Konstantinos Rozakeas
Deputy CEO and CFO, Sarantis Group

Yes. Yes. Yes. Yes.

Iakovos Kourtesis
Senior Equity Analyst, Piraeus Securities

The markets are driven.

Konstantinos Rozakeas
Deputy CEO and CFO, Sarantis Group

Correct. Correct. You're right. If I exclude Wella from the previous year, then the growth is much better.

Iakovos Kourtesis
Senior Equity Analyst, Piraeus Securities

Yes. Okay. Thank you very much.

Konstantinos Rozakeas
Deputy CEO and CFO, Sarantis Group

Thank you. Thank you. Thank you, Iakovos.

Operator

The next question is from the line of de Figueiredo Emmanuel with LBV Asset Management. Please go ahead.

Emmanuel de Figueiredo
CEO and Partne, LBV Asset Management

Good afternoon, gentlemen. If I can just get some clear color on the dynamics of slide 9 and slide 12?
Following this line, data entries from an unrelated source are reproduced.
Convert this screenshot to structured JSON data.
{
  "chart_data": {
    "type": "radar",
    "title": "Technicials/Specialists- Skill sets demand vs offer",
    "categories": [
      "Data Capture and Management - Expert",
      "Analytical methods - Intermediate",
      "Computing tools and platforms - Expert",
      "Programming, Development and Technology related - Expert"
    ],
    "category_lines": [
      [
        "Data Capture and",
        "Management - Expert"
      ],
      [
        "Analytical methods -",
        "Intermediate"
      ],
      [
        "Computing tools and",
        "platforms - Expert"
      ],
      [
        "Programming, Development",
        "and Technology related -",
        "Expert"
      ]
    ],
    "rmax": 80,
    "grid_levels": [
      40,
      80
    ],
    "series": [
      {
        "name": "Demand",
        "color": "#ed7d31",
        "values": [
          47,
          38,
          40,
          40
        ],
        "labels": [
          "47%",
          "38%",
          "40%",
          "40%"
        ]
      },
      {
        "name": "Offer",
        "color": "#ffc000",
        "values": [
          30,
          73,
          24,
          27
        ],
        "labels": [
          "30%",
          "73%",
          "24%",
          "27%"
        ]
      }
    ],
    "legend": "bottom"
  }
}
Why did home care perform so poorly in terms of profitability versus personal and in slide 12, the geography? Greece is responsible for the decline in profitability. Thank you.

Konstantinos Rozakeas
Deputy CEO and CFO, Sarantis Group

The specific, the specific category is was in a deep shit. I mean, the whole increases of raw materials are not only in packaging, which was the issue in personal care, but the whole raw material price increases affected the whole package of the product. The raw material, the packaging material, everything. In personal care, we don't have so much pressure from the raw material increases because only some parts of the packaging were affected in the past. In the household products, we had, we had bigger problems because everything from aluminum to plastics, wood, whichever, the, whatever it is included in the product was affected a lot.
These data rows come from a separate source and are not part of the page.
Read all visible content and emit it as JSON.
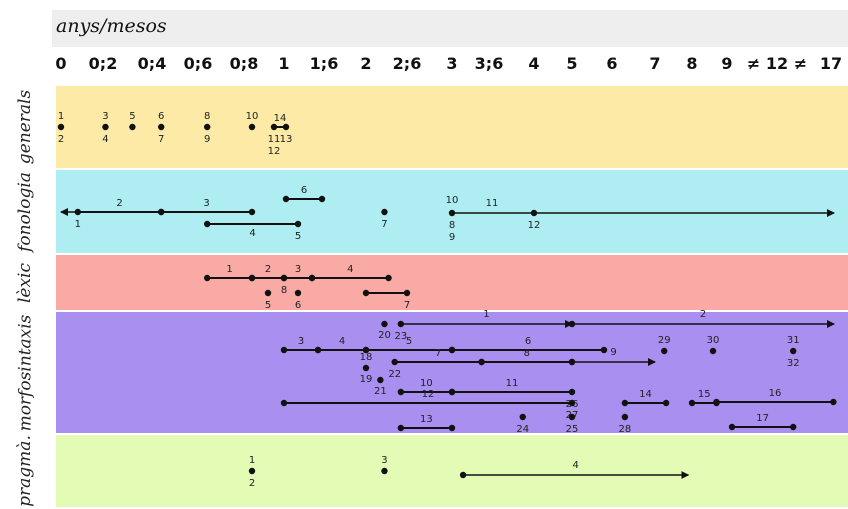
{
  "axis": {
    "title": "anys/mesos",
    "ticks": [
      "0",
      "0;2",
      "0;4",
      "0;6",
      "0;8",
      "1",
      "1;6",
      "2",
      "2;6",
      "3",
      "3;6",
      "4",
      "5",
      "6",
      "7",
      "8",
      "9",
      "≠ 12 ≠",
      "17"
    ]
  },
  "rows": [
    {
      "id": "generals",
      "label": "generals",
      "color": "#fdeaa7"
    },
    {
      "id": "fonologia",
      "label": "fonologia",
      "color": "#aeeef3"
    },
    {
      "id": "lexic",
      "label": "lèxic",
      "color": "#f9aaa5"
    },
    {
      "id": "morfosintaxis",
      "label": "morfosintaxis",
      "color": "#a98ff0"
    },
    {
      "id": "pragmatica",
      "label": "pragmà.",
      "color": "#e4fbb6"
    }
  ],
  "chart_data": {
    "type": "timeline",
    "title": "",
    "xlabel": "anys/mesos",
    "x_categories": [
      "0",
      "0;2",
      "0;4",
      "0;6",
      "0;8",
      "1",
      "1;6",
      "2",
      "2;6",
      "3",
      "3;6",
      "4",
      "5",
      "6",
      "7",
      "8",
      "9",
      "12",
      "17"
    ],
    "rows": [
      {
        "row": "generals",
        "points": [
          {
            "label": "1",
            "at": 0,
            "sub": "2"
          },
          {
            "label": "3",
            "at": 1.05,
            "sub": "4"
          },
          {
            "label": "5",
            "at": 1.6,
            "sub": ""
          },
          {
            "label": "6",
            "at": 2.2,
            "sub": "7"
          },
          {
            "label": "8",
            "at": 3.2,
            "sub": "9"
          },
          {
            "label": "10",
            "at": 4.2,
            "sub": ""
          }
        ],
        "segments": [
          {
            "label": "14",
            "from": 4.75,
            "to": 5.05,
            "sub_start": "11",
            "sub_start2": "12",
            "sub_end": "13"
          }
        ],
        "arrows": []
      },
      {
        "row": "fonologia",
        "points": [
          {
            "label": "",
            "at": 7.45,
            "sub": "7"
          }
        ],
        "segments": [
          {
            "label": "2",
            "from": 0.4,
            "to": 2.2,
            "sub_start": "1",
            "sub_end": ""
          },
          {
            "label": "3",
            "from": 2.2,
            "to": 4.2,
            "sub_start": "",
            "sub_end": ""
          },
          {
            "label": "6",
            "from": 5.05,
            "to": 5.95,
            "sub_start": "",
            "sub_end": ""
          },
          {
            "label": "",
            "from": 3.2,
            "to": 5.35,
            "sub_start": "",
            "sub_mid": "4",
            "sub_end": "5"
          }
        ],
        "arrows": [
          {
            "label": "",
            "from": 0.4,
            "to": 0,
            "direction": "left"
          },
          {
            "label": "11",
            "from": 9,
            "to": 18.25,
            "start_label": "10",
            "sub_start": "8",
            "sub_start2": "9",
            "mid_label": "12"
          }
        ]
      },
      {
        "row": "lexic",
        "points": [
          {
            "label": "",
            "at": 4.6,
            "sub": "5"
          },
          {
            "label": "",
            "at": 5.35,
            "sub": "6"
          }
        ],
        "segments": [
          {
            "label": "1",
            "from": 3.2,
            "to": 4.2,
            "sub_start": "",
            "sub_end": ""
          },
          {
            "label": "2",
            "from": 4.2,
            "to": 5.0,
            "sub_start": "",
            "sub_end": "8"
          },
          {
            "label": "3",
            "from": 5.0,
            "to": 5.7,
            "sub_start": "",
            "sub_end": ""
          },
          {
            "label": "4",
            "from": 5.7,
            "to": 7.55,
            "sub_start": "",
            "sub_end": ""
          },
          {
            "label": "",
            "from": 7.0,
            "to": 8.0,
            "sub_start": "",
            "sub_end": "7"
          }
        ],
        "arrows": []
      },
      {
        "row": "morfosintaxis",
        "points": [
          {
            "label": "",
            "at": 7.45,
            "sub": "20"
          },
          {
            "label": "18",
            "at": 7.0,
            "sub": "19"
          },
          {
            "label": "",
            "at": 7.35,
            "sub": "21"
          },
          {
            "label": "29",
            "at": 14.25,
            "sub": ""
          },
          {
            "label": "30",
            "at": 15.6,
            "sub": ""
          },
          {
            "label": "31",
            "at": 17.3,
            "sub": "32"
          },
          {
            "label": "",
            "at": 10.75,
            "sub": "24"
          },
          {
            "label": "",
            "at": 12.0,
            "sub": "25"
          },
          {
            "label": "",
            "at": 13.3,
            "sub": "28"
          }
        ],
        "segments": [
          {
            "label": "3",
            "from": 5.0,
            "to": 5.85,
            "sub_start": "",
            "sub_end": ""
          },
          {
            "label": "4",
            "from": 5.85,
            "to": 7.0,
            "sub_start": "",
            "sub_end": ""
          },
          {
            "label": "5",
            "from": 7.0,
            "to": 9.0,
            "sub_start": "",
            "sub_end": ""
          },
          {
            "label": "6",
            "from": 9.0,
            "to": 12.8,
            "sub_start": "",
            "sub_end": ""
          },
          {
            "label": "7",
            "from": 7.7,
            "to": 9.8,
            "sub_start": "22",
            "sub_end": ""
          },
          {
            "label": "8",
            "from": 9.8,
            "to": 12.0,
            "sub_start": "",
            "sub_end": ""
          },
          {
            "label": "10",
            "from": 7.85,
            "to": 9.0,
            "sub_start": "",
            "sub_end": ""
          },
          {
            "label": "11",
            "from": 9.0,
            "to": 12.0,
            "sub_start": "",
            "sub_end": "26"
          },
          {
            "label": "12",
            "from": 5.0,
            "to": 12.0,
            "sub_start": "",
            "sub_end": "27"
          },
          {
            "label": "13",
            "from": 7.85,
            "to": 9.0,
            "sub_start": "",
            "sub_end": ""
          },
          {
            "label": "14",
            "from": 13.3,
            "to": 14.3,
            "sub_start": "",
            "sub_end": ""
          },
          {
            "label": "15",
            "from": 15.0,
            "to": 15.7,
            "sub_start": "",
            "sub_end": ""
          },
          {
            "label": "16",
            "from": 15.7,
            "to": 18.2,
            "sub_start": "",
            "sub_end": ""
          },
          {
            "label": "17",
            "from": 16.1,
            "to": 17.3,
            "sub_start": "",
            "sub_end": ""
          }
        ],
        "arrows": [
          {
            "label": "1",
            "from": 7.85,
            "to": 12.0,
            "start_label": "",
            "sub_start": "23",
            "mid_label": ""
          },
          {
            "label": "2",
            "from": 12.0,
            "to": 18.25,
            "start_label": "",
            "sub_start": "",
            "mid_label": ""
          },
          {
            "label": "9",
            "from": 12.0,
            "to": 14.0,
            "start_label": "",
            "sub_start": "",
            "mid_label": ""
          }
        ]
      },
      {
        "row": "pragmatica",
        "points": [
          {
            "label": "1",
            "at": 4.2,
            "sub": "2"
          },
          {
            "label": "3",
            "at": 7.45,
            "sub": ""
          }
        ],
        "segments": [],
        "arrows": [
          {
            "label": "4",
            "from": 9.3,
            "to": 14.9,
            "start_label": "",
            "sub_start": "",
            "mid_label": ""
          }
        ]
      }
    ]
  }
}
The second problem regarding the margin is that we cannot absorb the 100% pressure of the raw materials price increases in your sales price. Especially in household products where you have to compete with private label, which is a lower price. You must be very careful in price increases, and you cannot absorb the total pressure of the price pressure in the cost in the cost structure. That's why in household products where you have to admit that there is a commodity sense behind, and the competitor is the private label. It is very difficult to offset the cost pressure. This is the main reason.

Now that the cost is stabilizing, you will see in our trading update that both categories, personal care and the household business are doing very well in terms of growth and in terms of the stability.

Emmanuel de Figueiredo
CEO and Partne, LBV Asset Management

Okay. In terms of Greece, Does Greece have a higher weight of household products? Is that the reason why Greece has done less well than outside Greece?

Konstantinos Rozakeas
Deputy CEO and CFO, Sarantis Group

Yeah, you can say that. You can say that, the competition in private label is harder.

Emmanuel de Figueiredo
CEO and Partne, LBV Asset Management

Thank you very much.

Konstantinos Rozakeas
Deputy CEO and CFO, Sarantis Group

Thank you.

Operator

As a reminder, if you would like to ask a question, please press star and one on your telephone. Once again, to register for a question, please press star and one on your telephone.

Konstantinos Rozakeas
Deputy CEO and CFO, Sarantis Group

Yes,

Operator

Ladies and gentlemen, there are no further questions at this time. I will now turn the conference over to Ms. Pappa for any closing comments. Thank you.

Eleni Pappa
Investor Relations and Corporate Communications Director, Sarantis Group

Ladies and gentlemen, thank you for your participation on today's conference call. We are at your disposal for any further queries you may have. Thank you very much.

Konstantinos Rozakeas
Deputy CEO and CFO, Sarantis Group

Thank you. Good afternoon.

Operator

Ladies and gentlemen, the conference is now concluded, and you may disconnect your telephone. Thank you for calling. Have a good afternoon.